After two editions canceled due to Covid-19, the public was there for the return of the Libramont fair. The atmosphere was friendly, many visitors. It is therefore in peace that we exchanged with the Walloon Minister of the Environment. It was necessary because Céline Tellier is an atypical political personality in more ways than one. Already, she does not have a card from the Ecolo party, which she has represented in the Walloon government for almost three years: “I really like this sort of special status” she smiles. Appointed minister in 2019, she is not sure of returning in 2024. Coming from civil society – she headed Inter-Environnement Wallonie – she admits, all the same, having moved resolutely into the political field. Why go from expert (she has a doctorate in social sciences) in the voluntary sector to minister of the Walloon government? The minister answers in this podcast, just as she raises the important question of legitimacy. For the Brabançonne, there is no that the legitimacy of the ballot box. Moreover, the question of a passage through the “elections” box in two years is still pending. His political career might therefore stop in 2024…
Céline Tellier regrets the unenviable status of political leaders: “We may have the same speech between September 11, on the set of QR [où elle intervenait en tant que secrétaire générale d’Inter-Environnement Wallonie] and on the 13th when I take the oath, I have the same environmental speech. But I am cataloged as ‘politics’ and therefore ‘all rotten’, all this anti-political discourse which is very present. It hit me hard when I entered politics..”

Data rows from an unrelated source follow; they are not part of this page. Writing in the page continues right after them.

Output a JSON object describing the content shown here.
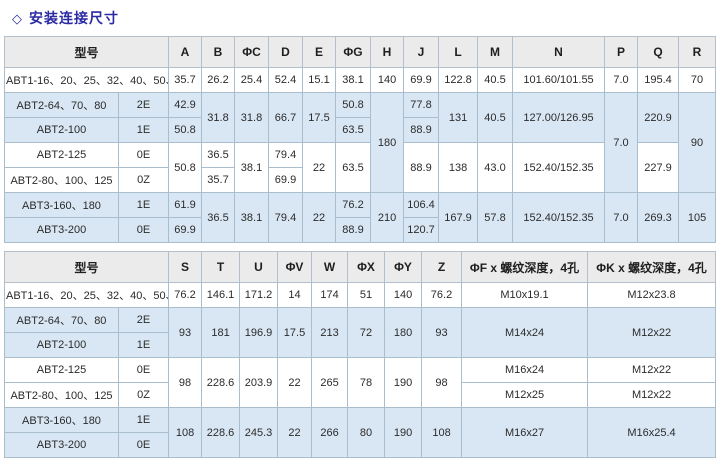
{
  "page": {
    "title_prefix": "◇",
    "title_text": "安装连接尺寸"
  },
  "colors": {
    "title": "#2a2aa4",
    "header_bg": "#ebebeb",
    "row_blue_bg": "#d9e7f4",
    "row_white_bg": "#ffffff",
    "border": "#a9bdcd"
  },
  "table1": {
    "header": [
      {
        "t": "型号",
        "colspan": 2
      },
      {
        "t": "A"
      },
      {
        "t": "B"
      },
      {
        "t": "ΦC"
      },
      {
        "t": "D"
      },
      {
        "t": "E"
      },
      {
        "t": "ΦG"
      },
      {
        "t": "H"
      },
      {
        "t": "J"
      },
      {
        "t": "L"
      },
      {
        "t": "M"
      },
      {
        "t": "N"
      },
      {
        "t": "P"
      },
      {
        "t": "Q"
      },
      {
        "t": "R"
      }
    ],
    "rows": [
      {
        "band": "white",
        "cells": [
          {
            "t": "ABT1-16、20、25、32、40、50、64",
            "colspan": 2,
            "cls": "model"
          },
          {
            "t": "35.7"
          },
          {
            "t": "26.2"
          },
          {
            "t": "25.4"
          },
          {
            "t": "52.4"
          },
          {
            "t": "15.1"
          },
          {
            "t": "38.1"
          },
          {
            "t": "140"
          },
          {
            "t": "69.9"
          },
          {
            "t": "122.8"
          },
          {
            "t": "40.5"
          },
          {
            "t": "101.60/101.55"
          },
          {
            "t": "7.0"
          },
          {
            "t": "195.4"
          },
          {
            "t": "70"
          }
        ]
      },
      {
        "band": "blue",
        "cells": [
          {
            "t": "ABT2-64、70、80",
            "cls": "model"
          },
          {
            "t": "2E"
          },
          {
            "t": "42.9"
          },
          {
            "t": "31.8",
            "rowspan": 2
          },
          {
            "t": "31.8",
            "rowspan": 2
          },
          {
            "t": "66.7",
            "rowspan": 2
          },
          {
            "t": "17.5",
            "rowspan": 2
          },
          {
            "t": "50.8"
          },
          {
            "t": "180",
            "rowspan": 4
          },
          {
            "t": "77.8"
          },
          {
            "t": "131",
            "rowspan": 2
          },
          {
            "t": "40.5",
            "rowspan": 2
          },
          {
            "t": "127.00/126.95",
            "rowspan": 2
          },
          {
            "t": "7.0",
            "rowspan": 4
          },
          {
            "t": "220.9",
            "rowspan": 2
          },
          {
            "t": "90",
            "rowspan": 4
          }
        ]
      },
      {
        "band": "blue",
        "cells": [
          {
            "t": "ABT2-100",
            "cls": "model"
          },
          {
            "t": "1E"
          },
          {
            "t": "50.8"
          },
          {
            "t": "63.5"
          },
          {
            "t": "88.9"
          }
        ]
      },
      {
        "band": "white",
        "cells": [
          {
            "t": "ABT2-125",
            "cls": "model"
          },
          {
            "t": "0E"
          },
          {
            "t": "50.8",
            "rowspan": 2
          },
          {
            "t": "36.5"
          },
          {
            "t": "38.1",
            "rowspan": 2
          },
          {
            "t": "79.4"
          },
          {
            "t": "22",
            "rowspan": 2
          },
          {
            "t": "63.5",
            "rowspan": 2
          },
          {
            "t": "88.9",
            "rowspan": 2
          },
          {
            "t": "138",
            "rowspan": 2
          },
          {
            "t": "43.0",
            "rowspan": 2
          },
          {
            "t": "152.40/152.35",
            "rowspan": 2
          },
          {
            "t": "227.9",
            "rowspan": 2
          }
        ]
      },
      {
        "band": "white",
        "cells": [
          {
            "t": "ABT2-80、100、125",
            "cls": "model"
          },
          {
            "t": "0Z"
          },
          {
            "t": "35.7"
          },
          {
            "t": "69.9"
          }
        ]
      },
      {
        "band": "blue",
        "cells": [
          {
            "t": "ABT3-160、180",
            "cls": "model"
          },
          {
            "t": "1E"
          },
          {
            "t": "61.9"
          },
          {
            "t": "36.5",
            "rowspan": 2
          },
          {
            "t": "38.1",
            "rowspan": 2
          },
          {
            "t": "79.4",
            "rowspan": 2
          },
          {
            "t": "22",
            "rowspan": 2
          },
          {
            "t": "76.2"
          },
          {
            "t": "210",
            "rowspan": 2
          },
          {
            "t": "106.4"
          },
          {
            "t": "167.9",
            "rowspan": 2
          },
          {
            "t": "57.8",
            "rowspan": 2
          },
          {
            "t": "152.40/152.35",
            "rowspan": 2
          },
          {
            "t": "7.0",
            "rowspan": 2
          },
          {
            "t": "269.3",
            "rowspan": 2
          },
          {
            "t": "105",
            "rowspan": 2
          }
        ]
      },
      {
        "band": "blue",
        "cells": [
          {
            "t": "ABT3-200",
            "cls": "model"
          },
          {
            "t": "0E"
          },
          {
            "t": "69.9"
          },
          {
            "t": "88.9"
          },
          {
            "t": "120.7"
          }
        ]
      }
    ]
  },
  "table2": {
    "header": [
      {
        "t": "型号",
        "colspan": 2
      },
      {
        "t": "S"
      },
      {
        "t": "T"
      },
      {
        "t": "U"
      },
      {
        "t": "ΦV"
      },
      {
        "t": "W"
      },
      {
        "t": "ΦX"
      },
      {
        "t": "ΦY"
      },
      {
        "t": "Z"
      },
      {
        "t": "ΦF x 螺纹深度，4孔"
      },
      {
        "t": "ΦK x 螺纹深度，4孔"
      }
    ],
    "rows": [
      {
        "band": "white",
        "cells": [
          {
            "t": "ABT1-16、20、25、32、40、50、64",
            "colspan": 2,
            "cls": "model"
          },
          {
            "t": "76.2"
          },
          {
            "t": "146.1"
          },
          {
            "t": "171.2"
          },
          {
            "t": "14"
          },
          {
            "t": "174"
          },
          {
            "t": "51"
          },
          {
            "t": "140"
          },
          {
            "t": "76.2"
          },
          {
            "t": "M10x19.1"
          },
          {
            "t": "M12x23.8"
          }
        ]
      },
      {
        "band": "blue",
        "cells": [
          {
            "t": "ABT2-64、70、80",
            "cls": "model"
          },
          {
            "t": "2E"
          },
          {
            "t": "93",
            "rowspan": 2
          },
          {
            "t": "181",
            "rowspan": 2
          },
          {
            "t": "196.9",
            "rowspan": 2
          },
          {
            "t": "17.5",
            "rowspan": 2
          },
          {
            "t": "213",
            "rowspan": 2
          },
          {
            "t": "72",
            "rowspan": 2
          },
          {
            "t": "180",
            "rowspan": 2
          },
          {
            "t": "93",
            "rowspan": 2
          },
          {
            "t": "M14x24",
            "rowspan": 2
          },
          {
            "t": "M12x22",
            "rowspan": 2
          }
        ]
      },
      {
        "band": "blue",
        "cells": [
          {
            "t": "ABT2-100",
            "cls": "model"
          },
          {
            "t": "1E"
          }
        ]
      },
      {
        "band": "white",
        "cells": [
          {
            "t": "ABT2-125",
            "cls": "model"
          },
          {
            "t": "0E"
          },
          {
            "t": "98",
            "rowspan": 2
          },
          {
            "t": "228.6",
            "rowspan": 2
          },
          {
            "t": "203.9",
            "rowspan": 2
          },
          {
            "t": "22",
            "rowspan": 2
          },
          {
            "t": "265",
            "rowspan": 2
          },
          {
            "t": "78",
            "rowspan": 2
          },
          {
            "t": "190",
            "rowspan": 2
          },
          {
            "t": "98",
            "rowspan": 2
          },
          {
            "t": "M16x24"
          },
          {
            "t": "M12x22"
          }
        ]
      },
      {
        "band": "white",
        "cells": [
          {
            "t": "ABT2-80、100、125",
            "cls": "model"
          },
          {
            "t": "0Z"
          },
          {
            "t": "M12x25"
          },
          {
            "t": "M12x22"
          }
        ]
      },
      {
        "band": "blue",
        "cells": [
          {
            "t": "ABT3-160、180",
            "cls": "model"
          },
          {
            "t": "1E"
          },
          {
            "t": "108",
            "rowspan": 2
          },
          {
            "t": "228.6",
            "rowspan": 2
          },
          {
            "t": "245.3",
            "rowspan": 2
          },
          {
            "t": "22",
            "rowspan": 2
          },
          {
            "t": "266",
            "rowspan": 2
          },
          {
            "t": "80",
            "rowspan": 2
          },
          {
            "t": "190",
            "rowspan": 2
          },
          {
            "t": "108",
            "rowspan": 2
          },
          {
            "t": "M16x27",
            "rowspan": 2
          },
          {
            "t": "M16x25.4",
            "rowspan": 2
          }
        ]
      },
      {
        "band": "blue",
        "cells": [
          {
            "t": "ABT3-200",
            "cls": "model"
          },
          {
            "t": "0E"
          }
        ]
      }
    ]
  }
}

The one who explains not to do politics “to make tapestry“very quickly made his mark in the Walloon political game: his regular spats with Willy Borsus are a “classic” of the councils of Walloon ministers. This fierce ecologist insists: when we talk regarding reforms like the one on car taxation, we are talking, according to her, of decisions “apps” in the face of the importance of climate change: “Go tell the people who have been affected, who have lost their homes, or their families or loved ones, that no, we’re not going to do anything, because we mightn’t change our lifestyles a little bit, I find that in fact, it’s indecent.”
She may only make a whirlwind stint in politics. But Céline Tellier has decided that her passage will leave traces. Tails: in the fall, 1.3 million new trees will have been planted in Wallonia. Side face: she hopes that all the budgets released thanks to the recovery plan, all the skills acquired during these years, will bud from Tournai to Arlon.